Al Comitato tecnico scientifico nessuno ha chiesto un parere sull’opportunità di far cadere o prorogare il blocco degli spostamenti tra le regioni. E dunque nessun orientamento ufficiale è stato espresso. Quattro i possibili scenari.
Il divieto decade il 15
Se da qui a lunedì prossimo non interverrà alcun decreto-legge, da martedì 16 gli italiani saranno liberi di spostarsi da una regione all’altra senza più dover motivare con autocertificazione. Il Dpcm attualmente in vigore, che scade il 5 marzo, prevede infatti il blocco agli spostamenti tra regioni fino al 15 febbraio.

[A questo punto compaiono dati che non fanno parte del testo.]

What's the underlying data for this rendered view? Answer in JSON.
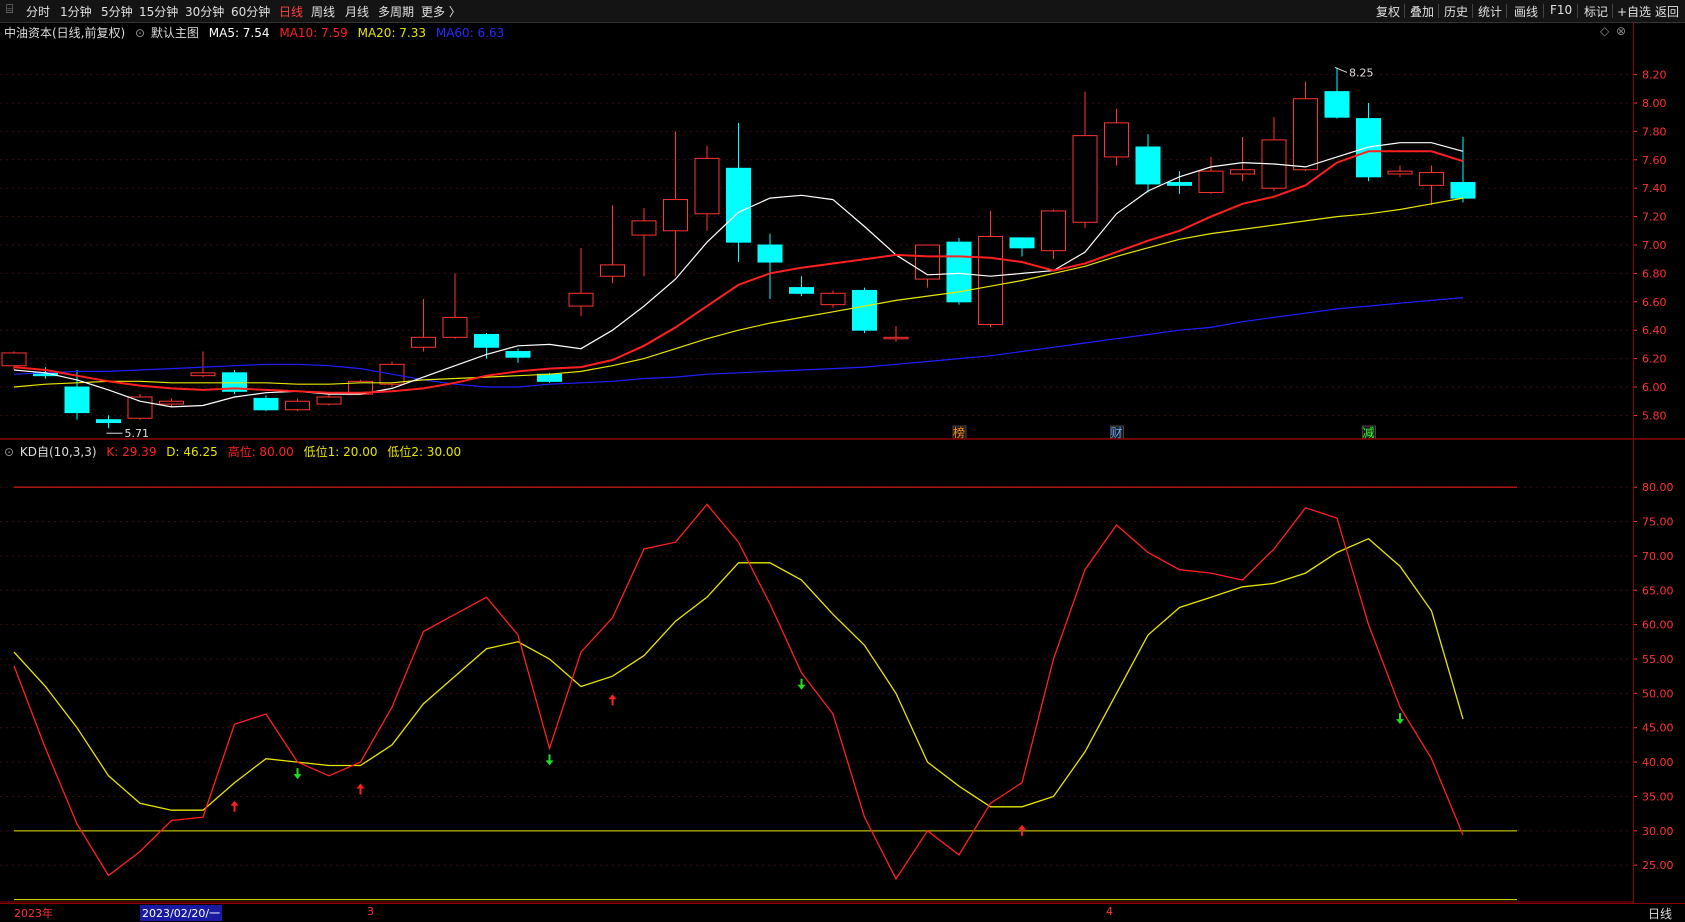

Decreto prima della fiducia
Il premier incaricato Mario Draghi potrebbe decidere di emanare un provvedimento nei prossimi giorni. Se per lunedì prossimo il nuovo governo avrà già avuto la fiducia delle Camere sarà nella pienezza dei suoi poteri. Se non lo fosse, basterà che il premier e i ministri abbiano giurato al Quirinale per consentire l’adozione di un provvedimento ritenuto urgente.
Proroga fino al 5 marzo
La terza via potrebbe essere percorsa nel caso in cui Speranza rimanga al ministero della Salute. In quel caso è probabile che un decreto legge proroghi il blocco degli spostamenti fino al 5 marzo, data di scadenza dell’intero Dpcm. Se invece la casella della Sanità dovesse essere affidata ad un nuovo ministro tutto verrà messo in discussione.
La parola del Quirinale
L’ipotesi meno probabile è quella di un intervento del Quirinale. A fronte di una scadenza, per scongiurare il rischio del liberi tutti verrebbe chiesto informalmente al Quirinale una sorta di ombrello protettivo per adottare una decisione che, a questo punto, perderebbe il suo valore politico e sarebbe adottata solo come provvedimento d’urgenza.